Harvey is a done deal, more or less. Some people’s lives are still upended and a few others, just ended. I’m unclear on a lot of the details. It seems like it happened a world away and the only effect it had on me was at the checkout line at Safeway when I clicked “No thanks” when asked if I wanted to donate to the relief effort (thoughts and prayers are more economical).
Meanwhile, there is another hurricane that’s bigger than Harvey and barreling toward Florida. This one is called Irma. It’s my understanding that there is an alphabetical progression in a given year when it comes to naming these storms, so chances are slim we’ll have any hurricanes named Yolanda or Zeke. With global warming, that could change of course. We might have to start giving them last names as well. When Zachary Zimbalist smashes into the Gulf Coast, you’ll know it’s been a stormy year.
We don’t have hurricanes in California. We have earthquakes and fires instead. North Korean ICBMs may soon be added to that list shortly, but for now my home state is relatively safe.
So it is with idle and somewhat morbid interest that I pay attention to Irma’s path and where it may make landfall.
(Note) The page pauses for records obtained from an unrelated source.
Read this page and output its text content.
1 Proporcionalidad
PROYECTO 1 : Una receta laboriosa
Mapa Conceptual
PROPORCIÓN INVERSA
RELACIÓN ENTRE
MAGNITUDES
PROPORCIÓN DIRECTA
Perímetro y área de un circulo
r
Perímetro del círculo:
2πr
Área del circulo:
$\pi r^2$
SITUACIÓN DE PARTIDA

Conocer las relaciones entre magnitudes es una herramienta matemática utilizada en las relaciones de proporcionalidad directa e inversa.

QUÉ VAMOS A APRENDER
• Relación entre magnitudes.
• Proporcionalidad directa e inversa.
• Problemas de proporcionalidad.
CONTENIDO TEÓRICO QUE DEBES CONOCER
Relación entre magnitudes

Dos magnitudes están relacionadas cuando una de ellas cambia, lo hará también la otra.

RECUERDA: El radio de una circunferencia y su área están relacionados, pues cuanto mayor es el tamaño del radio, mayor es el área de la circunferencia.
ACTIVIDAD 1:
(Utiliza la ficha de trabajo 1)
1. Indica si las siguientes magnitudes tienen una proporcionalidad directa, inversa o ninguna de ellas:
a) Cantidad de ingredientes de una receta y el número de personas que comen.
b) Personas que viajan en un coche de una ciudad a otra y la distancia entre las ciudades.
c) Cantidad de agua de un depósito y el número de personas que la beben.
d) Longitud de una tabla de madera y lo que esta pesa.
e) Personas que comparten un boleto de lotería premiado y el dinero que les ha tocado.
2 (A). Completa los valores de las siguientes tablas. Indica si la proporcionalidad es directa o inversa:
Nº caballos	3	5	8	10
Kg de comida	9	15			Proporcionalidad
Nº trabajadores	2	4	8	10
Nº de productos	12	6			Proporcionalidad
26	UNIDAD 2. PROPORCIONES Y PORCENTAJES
I’m not exactly hoping for death and destruction and am certainly not wishing for anyone in particular to get killed, but I am content to sit and watch it all unfold. I cannot stop the hurricane nor can I bring myself to hate it. It’s nature. It kills people. That’s what nature does.
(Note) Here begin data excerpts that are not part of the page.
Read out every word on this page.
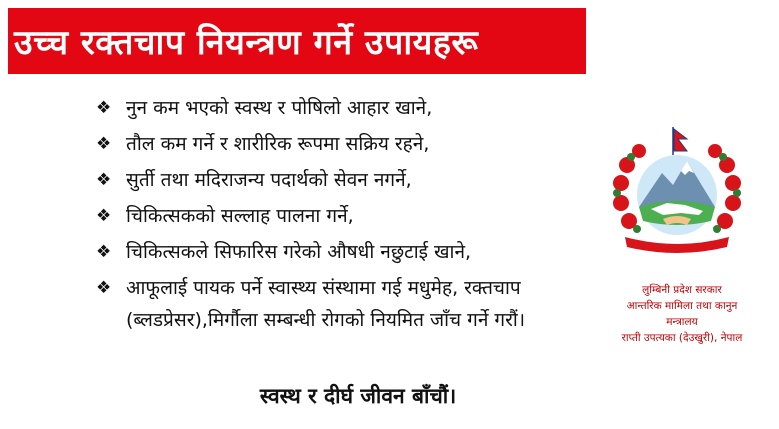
उच्च रक्तचाप नियन्त्रण गर्ने उपायहरू
❖ नुन कम भएको स्वस्थ र पोषिलो आहार खाने,
❖ तौल कम गर्ने र शारीरिक रूपमा सक्रिय रहने,
❖ सुर्ती तथा मदिराजन्य पदार्थको सेवन नगर्ने,
❖ चिकित्सकको सल्लाह पालना गर्ने,
❖ चिकित्सकले सिफारिस गरेको औषधी नछुटाई खाने,
❖ आफूलाई पायक पर्ने स्वास्थ्य संस्थामा गई मधुमेह, रक्तचाप (ब्लडप्रेसर),मिर्गौला सम्बन्धी रोगको नियमित जाँच गर्ने गरौं।
स्वस्थ र दीर्घ जीवन बाँचौं।
लुम्बिनी प्रदेश सरकार
आन्तरिक मामिला तथा कानुन
मन्त्रालय
राप्ती उपत्यका (देउखुरी), नेपाल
It does however give me feelings of nostalgia in an indirect way. In 1969, Hurricane Camille hit Mississippi and moved north as far as Virginia, leaving 259 dead destroying over 5,000 homes. I was just shy of my seventh birthday when it happened so it didn’t appear on my mental radar. It was some years later when I watched an educational film about the hurricane in school.
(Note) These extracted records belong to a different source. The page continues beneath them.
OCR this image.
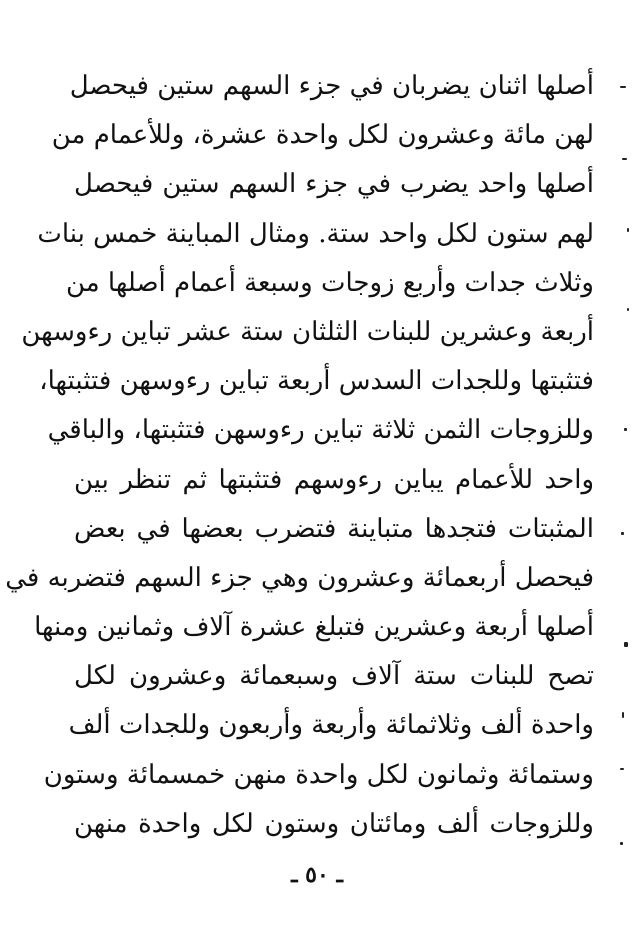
أصلها اثنان يضربان في جزء السهم ستين فيحصل
لهن مائة وعشرون لكل واحدة عشرة، وللأعمام من
أصلها واحد يضرب في جزء السهم ستين فيحصل
لهم ستون لكل واحد ستة. ومثال المباينة خمس بنات
وثلاث جدات وأربع زوجات وسبعة أعمام أصلها من
أربعة وعشرين للبنات الثلثان ستة عشر تباين رءوسهن
فتثبتها وللجدات السدس أربعة تباين رءوسهن فتثبتها،
وللزوجات الثمن ثلاثة تباين رءوسهن فتثبتها، والباقي
واحد للأعمام يباين رءوسهم فتثبتها ثم تنظر بين
المثبتات فتجدها متباينة فتضرب بعضها في بعض
فيحصل أربعمائة وعشرون وهي جزء السهم فتضربه في
أصلها أربعة وعشرين فتبلغ عشرة آلاف وثمانين ومنها
تصح للبنات ستة آلاف وسبعمائة وعشرون لكل
واحدة ألف وثلاثمائة وأربعة وأربعون وللجدات ألف
وستمائة وثمانون لكل واحدة منهن خمسمائة وستون
وللزوجات ألف ومائتان وستون لكل واحدة منهن
ـ ٥٠ ـ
A Lady Called Camille was made by the US Dept. of Agriculture in 1971 and I saw it the first time in ’73 or ’74. Today I found it on YouTube and gave it another viewing.
The twangy Mississippi people seem as brain damaged as I recall, but now the filmmakers do as well. I could understand the foreboding music when the title appeared in the screen, but why did the word “Camille” have to be rendered in a Malibu Barbie font? Also, there was some sexism in the narration that would probably not fly today. When the hurricane unexpectedly altered course, the explanation was that Camille was “…like any lady, perfectly capable of changing her mind.” Yep, even if hurricane form, bitches be trippin’.
The 27-minute flick ended with those who lost their homes vowing to rebuild and then an American flag filled the screen because of course it did. None of that conjured up any memories from when I saw it in grade school.
What did resonate happened much earlier during the dramatic reenactment of telling residents they needed to evacuate. One person opens the door, beer in hand, and says “Welcome to the hurricane party.” We later are told that the Richelieu apartments, location of the hurricane party, was destroyed in the storm. Everyone died except for one person who floated out a third-floor window on a mattress.
It is a sad, cautionary tale. It also turns out to be complete bullshit. A google search established that. The building did collapse and some people died, but there was no party. The Richelieu was no den of sin, cardinal or otherwise. The folks inside had boarded up the windows and thought they would be safe. They were wrong.
The truth can be a disappointing thing. I remember how cool “Welcome to the hurricane party” sounded to me 40 some odd years ago. I was just a wee pup, but my budding festive nihilism could already appreciate the idea of a hurricane party. Years would pass, however, before I saw it as metaphor and adopted it as a way of life.